I groan as I drag myself off the loveseat, padding back inside and slipping on the old pair of Nora’s sleep shorts. I eye the too-tight pink t-shirt and roll my eyes, hating that my mind goes back to the look on his face when I stepped into the living room two days before.
I shake my head and grab the plaid button-up of his from the back of the couch instead. It’s arguably a worse move because it’s such a fucking girlfriend thing to do, but I decide it’s the lesser of two evils.

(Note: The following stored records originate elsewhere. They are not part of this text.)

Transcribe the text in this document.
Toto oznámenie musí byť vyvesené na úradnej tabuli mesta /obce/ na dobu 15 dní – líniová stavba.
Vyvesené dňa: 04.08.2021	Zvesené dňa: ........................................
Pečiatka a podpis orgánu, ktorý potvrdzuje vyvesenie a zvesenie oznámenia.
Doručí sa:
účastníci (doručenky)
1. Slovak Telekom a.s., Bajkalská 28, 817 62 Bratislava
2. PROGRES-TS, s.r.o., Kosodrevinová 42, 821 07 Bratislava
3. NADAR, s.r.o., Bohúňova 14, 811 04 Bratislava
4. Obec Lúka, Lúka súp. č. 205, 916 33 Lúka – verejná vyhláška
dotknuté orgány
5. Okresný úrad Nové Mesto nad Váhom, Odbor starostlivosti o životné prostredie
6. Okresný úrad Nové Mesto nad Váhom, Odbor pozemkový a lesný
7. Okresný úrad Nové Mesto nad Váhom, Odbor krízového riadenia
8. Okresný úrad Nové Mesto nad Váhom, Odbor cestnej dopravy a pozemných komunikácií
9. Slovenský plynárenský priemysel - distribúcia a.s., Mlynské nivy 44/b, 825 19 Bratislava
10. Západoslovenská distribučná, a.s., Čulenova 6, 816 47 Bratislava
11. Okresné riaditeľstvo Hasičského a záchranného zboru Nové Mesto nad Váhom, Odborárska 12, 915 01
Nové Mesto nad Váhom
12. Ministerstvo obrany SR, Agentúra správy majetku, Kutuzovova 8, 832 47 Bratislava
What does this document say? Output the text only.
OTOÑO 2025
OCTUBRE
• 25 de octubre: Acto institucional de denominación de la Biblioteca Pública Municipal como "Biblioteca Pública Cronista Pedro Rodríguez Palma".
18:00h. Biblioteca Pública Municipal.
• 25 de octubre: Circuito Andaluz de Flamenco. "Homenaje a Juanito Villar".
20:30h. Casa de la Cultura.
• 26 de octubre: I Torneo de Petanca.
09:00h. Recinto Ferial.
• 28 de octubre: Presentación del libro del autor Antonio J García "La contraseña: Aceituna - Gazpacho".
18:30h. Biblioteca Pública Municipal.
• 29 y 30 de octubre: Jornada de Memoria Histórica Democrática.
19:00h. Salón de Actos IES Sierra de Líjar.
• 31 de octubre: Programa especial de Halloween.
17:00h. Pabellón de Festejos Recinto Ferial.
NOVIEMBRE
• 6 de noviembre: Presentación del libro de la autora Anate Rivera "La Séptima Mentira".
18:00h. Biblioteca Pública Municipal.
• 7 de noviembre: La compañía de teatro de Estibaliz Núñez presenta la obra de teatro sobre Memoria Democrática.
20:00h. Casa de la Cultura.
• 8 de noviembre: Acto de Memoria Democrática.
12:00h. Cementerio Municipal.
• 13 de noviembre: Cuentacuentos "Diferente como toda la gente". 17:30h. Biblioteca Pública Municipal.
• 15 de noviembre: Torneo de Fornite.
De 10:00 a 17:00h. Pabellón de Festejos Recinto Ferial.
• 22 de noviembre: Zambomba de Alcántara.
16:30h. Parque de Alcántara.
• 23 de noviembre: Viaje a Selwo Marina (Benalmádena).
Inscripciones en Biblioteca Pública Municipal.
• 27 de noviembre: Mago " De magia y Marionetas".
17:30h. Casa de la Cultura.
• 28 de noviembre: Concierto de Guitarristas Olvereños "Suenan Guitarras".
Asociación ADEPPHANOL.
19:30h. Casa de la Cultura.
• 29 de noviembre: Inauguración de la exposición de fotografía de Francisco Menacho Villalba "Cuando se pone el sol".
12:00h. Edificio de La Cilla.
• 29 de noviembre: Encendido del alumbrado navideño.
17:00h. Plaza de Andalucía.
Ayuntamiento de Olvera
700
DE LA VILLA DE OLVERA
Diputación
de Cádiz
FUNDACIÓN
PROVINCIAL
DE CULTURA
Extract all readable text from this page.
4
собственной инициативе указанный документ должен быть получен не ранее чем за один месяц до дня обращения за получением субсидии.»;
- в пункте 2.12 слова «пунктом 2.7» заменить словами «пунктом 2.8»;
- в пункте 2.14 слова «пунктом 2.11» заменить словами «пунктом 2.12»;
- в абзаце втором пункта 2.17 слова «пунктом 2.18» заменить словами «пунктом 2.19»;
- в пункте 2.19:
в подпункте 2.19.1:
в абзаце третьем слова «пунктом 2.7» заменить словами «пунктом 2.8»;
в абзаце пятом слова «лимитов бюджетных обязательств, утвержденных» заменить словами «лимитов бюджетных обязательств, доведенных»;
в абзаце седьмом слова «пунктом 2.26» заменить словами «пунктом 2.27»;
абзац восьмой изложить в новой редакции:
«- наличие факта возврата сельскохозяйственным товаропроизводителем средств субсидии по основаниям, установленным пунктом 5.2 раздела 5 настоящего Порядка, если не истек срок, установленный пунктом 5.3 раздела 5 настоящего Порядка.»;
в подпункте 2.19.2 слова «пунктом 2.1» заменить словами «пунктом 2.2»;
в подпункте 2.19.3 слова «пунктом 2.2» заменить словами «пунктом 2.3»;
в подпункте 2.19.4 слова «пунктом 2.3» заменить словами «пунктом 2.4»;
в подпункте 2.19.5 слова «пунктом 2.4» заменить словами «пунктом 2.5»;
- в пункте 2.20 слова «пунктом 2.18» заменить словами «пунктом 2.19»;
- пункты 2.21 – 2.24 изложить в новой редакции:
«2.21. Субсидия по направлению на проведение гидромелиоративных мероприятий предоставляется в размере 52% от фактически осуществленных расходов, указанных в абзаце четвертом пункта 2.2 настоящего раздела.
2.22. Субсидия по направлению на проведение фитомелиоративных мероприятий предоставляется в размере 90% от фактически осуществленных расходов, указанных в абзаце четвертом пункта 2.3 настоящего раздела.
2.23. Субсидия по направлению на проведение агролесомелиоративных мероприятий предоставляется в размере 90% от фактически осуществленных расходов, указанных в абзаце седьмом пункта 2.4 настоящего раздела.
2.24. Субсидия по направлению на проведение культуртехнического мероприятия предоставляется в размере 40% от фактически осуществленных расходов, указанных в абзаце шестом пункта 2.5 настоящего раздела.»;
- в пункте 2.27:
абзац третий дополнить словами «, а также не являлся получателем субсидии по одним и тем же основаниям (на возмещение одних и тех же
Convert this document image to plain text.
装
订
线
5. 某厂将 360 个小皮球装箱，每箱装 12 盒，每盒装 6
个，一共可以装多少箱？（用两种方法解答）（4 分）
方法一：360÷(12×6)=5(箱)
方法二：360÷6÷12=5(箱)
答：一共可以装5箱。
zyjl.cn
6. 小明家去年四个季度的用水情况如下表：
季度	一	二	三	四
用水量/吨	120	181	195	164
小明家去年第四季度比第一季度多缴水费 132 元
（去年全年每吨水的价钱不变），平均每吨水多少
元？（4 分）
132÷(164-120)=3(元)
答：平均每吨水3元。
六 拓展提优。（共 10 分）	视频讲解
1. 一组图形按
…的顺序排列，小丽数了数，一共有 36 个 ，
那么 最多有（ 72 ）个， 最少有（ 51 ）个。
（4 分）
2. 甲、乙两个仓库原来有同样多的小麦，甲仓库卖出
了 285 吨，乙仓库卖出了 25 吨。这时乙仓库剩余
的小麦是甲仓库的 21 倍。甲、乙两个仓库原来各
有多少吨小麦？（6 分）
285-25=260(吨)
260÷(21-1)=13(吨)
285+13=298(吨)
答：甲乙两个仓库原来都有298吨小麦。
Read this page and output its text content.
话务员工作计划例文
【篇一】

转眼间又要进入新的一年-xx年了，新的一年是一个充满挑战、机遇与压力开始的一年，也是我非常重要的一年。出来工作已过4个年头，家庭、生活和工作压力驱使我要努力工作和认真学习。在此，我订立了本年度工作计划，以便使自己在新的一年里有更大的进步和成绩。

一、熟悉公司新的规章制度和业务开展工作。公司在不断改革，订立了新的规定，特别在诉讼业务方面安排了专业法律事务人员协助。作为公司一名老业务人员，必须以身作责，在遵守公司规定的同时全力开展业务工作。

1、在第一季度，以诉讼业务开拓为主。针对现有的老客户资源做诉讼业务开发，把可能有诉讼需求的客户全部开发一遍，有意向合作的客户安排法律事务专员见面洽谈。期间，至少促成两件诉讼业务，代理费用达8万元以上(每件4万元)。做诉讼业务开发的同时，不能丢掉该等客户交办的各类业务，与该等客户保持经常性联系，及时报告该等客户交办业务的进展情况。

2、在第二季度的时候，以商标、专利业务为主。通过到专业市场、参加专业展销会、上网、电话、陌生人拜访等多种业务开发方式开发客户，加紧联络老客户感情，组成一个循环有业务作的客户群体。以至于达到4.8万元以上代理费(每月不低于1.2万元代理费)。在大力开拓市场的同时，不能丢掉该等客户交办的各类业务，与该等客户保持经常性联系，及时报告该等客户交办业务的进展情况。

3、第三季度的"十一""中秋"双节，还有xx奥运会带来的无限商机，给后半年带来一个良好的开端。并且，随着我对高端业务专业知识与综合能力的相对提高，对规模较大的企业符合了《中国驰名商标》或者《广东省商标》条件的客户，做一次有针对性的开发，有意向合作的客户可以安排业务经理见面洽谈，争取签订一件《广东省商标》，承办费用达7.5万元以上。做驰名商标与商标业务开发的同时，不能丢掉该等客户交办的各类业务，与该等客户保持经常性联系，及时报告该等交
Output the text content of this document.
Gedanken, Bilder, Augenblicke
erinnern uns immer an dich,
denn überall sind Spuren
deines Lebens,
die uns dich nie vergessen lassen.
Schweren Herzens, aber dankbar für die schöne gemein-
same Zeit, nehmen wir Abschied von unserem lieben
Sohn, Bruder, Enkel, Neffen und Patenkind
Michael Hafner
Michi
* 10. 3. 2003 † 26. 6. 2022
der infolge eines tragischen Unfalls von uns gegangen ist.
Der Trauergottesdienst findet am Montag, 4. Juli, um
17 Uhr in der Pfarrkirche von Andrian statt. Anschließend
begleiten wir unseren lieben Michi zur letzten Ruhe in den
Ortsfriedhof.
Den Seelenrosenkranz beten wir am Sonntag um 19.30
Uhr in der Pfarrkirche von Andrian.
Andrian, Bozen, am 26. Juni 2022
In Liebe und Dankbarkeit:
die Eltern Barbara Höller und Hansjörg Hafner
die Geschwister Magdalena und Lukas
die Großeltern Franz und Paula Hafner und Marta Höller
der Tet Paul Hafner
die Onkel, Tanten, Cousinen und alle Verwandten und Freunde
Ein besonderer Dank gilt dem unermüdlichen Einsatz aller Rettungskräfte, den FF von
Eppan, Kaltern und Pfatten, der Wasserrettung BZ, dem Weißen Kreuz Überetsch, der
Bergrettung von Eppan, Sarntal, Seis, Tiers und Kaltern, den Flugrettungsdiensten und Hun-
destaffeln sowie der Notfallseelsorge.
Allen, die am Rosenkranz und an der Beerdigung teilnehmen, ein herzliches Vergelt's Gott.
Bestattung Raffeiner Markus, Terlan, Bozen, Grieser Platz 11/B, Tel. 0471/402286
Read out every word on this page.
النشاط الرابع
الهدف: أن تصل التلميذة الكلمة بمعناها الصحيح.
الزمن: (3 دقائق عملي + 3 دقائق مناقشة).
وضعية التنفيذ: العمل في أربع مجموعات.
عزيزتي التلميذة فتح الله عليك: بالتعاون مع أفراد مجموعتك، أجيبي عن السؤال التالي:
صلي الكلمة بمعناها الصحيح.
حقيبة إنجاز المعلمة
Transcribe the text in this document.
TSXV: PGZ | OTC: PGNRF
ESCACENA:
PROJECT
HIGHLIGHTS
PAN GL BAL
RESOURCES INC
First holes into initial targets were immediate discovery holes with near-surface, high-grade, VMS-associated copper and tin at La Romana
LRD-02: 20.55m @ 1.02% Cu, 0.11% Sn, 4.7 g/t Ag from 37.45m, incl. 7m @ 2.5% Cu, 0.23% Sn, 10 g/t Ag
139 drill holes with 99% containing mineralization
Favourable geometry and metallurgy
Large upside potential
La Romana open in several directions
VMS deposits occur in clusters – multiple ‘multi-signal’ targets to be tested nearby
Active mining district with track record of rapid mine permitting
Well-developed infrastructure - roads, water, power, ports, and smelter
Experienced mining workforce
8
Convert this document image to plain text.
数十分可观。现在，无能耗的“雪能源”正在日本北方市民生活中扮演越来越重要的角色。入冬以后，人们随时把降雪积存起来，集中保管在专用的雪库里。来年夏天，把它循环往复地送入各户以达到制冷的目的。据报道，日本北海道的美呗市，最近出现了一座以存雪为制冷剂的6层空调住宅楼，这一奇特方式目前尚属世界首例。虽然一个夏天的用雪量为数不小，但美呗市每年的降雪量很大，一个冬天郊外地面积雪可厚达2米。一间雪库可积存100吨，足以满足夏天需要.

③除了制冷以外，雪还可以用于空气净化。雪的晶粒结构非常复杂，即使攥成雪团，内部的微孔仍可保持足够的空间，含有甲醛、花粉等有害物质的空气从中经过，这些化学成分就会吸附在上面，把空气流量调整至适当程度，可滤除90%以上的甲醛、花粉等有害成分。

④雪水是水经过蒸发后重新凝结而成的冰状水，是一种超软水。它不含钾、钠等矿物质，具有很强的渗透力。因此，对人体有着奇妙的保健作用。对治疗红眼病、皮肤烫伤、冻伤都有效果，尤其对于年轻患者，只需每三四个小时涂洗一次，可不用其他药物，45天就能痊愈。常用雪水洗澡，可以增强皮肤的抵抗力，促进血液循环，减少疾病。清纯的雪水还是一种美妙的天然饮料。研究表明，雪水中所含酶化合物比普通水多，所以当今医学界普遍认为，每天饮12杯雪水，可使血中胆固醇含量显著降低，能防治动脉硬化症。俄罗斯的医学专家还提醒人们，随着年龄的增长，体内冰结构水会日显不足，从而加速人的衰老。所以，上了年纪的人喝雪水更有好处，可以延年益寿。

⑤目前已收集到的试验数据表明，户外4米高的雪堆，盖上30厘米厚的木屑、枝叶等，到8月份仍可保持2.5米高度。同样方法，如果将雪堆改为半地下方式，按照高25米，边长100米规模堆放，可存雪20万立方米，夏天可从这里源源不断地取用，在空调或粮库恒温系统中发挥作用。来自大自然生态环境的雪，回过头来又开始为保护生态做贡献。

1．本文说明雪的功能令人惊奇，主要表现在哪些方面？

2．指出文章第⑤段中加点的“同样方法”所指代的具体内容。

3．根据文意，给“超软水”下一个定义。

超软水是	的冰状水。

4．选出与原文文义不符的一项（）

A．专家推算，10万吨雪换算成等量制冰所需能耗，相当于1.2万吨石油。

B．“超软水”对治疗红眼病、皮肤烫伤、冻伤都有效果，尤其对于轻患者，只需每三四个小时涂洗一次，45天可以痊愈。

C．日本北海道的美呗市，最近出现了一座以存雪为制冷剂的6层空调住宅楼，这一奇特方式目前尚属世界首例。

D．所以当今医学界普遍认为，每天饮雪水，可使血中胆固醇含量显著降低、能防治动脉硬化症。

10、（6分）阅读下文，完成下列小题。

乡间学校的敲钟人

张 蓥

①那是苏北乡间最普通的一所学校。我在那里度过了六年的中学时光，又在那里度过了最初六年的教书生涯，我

I sigh heavily as I yank out my phone - my phone - out of my bag and scroll to Stella’s number.
It’s time to come clean about all of this.
There’s the sound of tires over gravel in the driveway, and while part of me hates that I freaking smile at the sound of his return, I make peace with that pretty quickly.
I go to the kitchen sink and pour a glass of water as I hear his boots across the porch, and when the screen door opens behind me, I take a big gulp, readying myself to face him and lay all of our cards on the table. Because it is time to come clean and lay down what this is, come what may.
“You came back.”
He says nothing, and I can’t help but smile at his ever-present stoniness.
“Look, I think we should-”
“And I think you should scream, just a little bit.”
And I do.
I scream as I whirl, the glass dropping from my hand and shattering to the floor at the sound of the Russian voice behind me.
Not Russian. Ukrainian.
I almost bolt, but two of them are on me in a second, hands grabbing my arms and physically picking me up, heedless of my kicking feet as they bring me forward, towards him - the man from the back room of the Rusty Duck.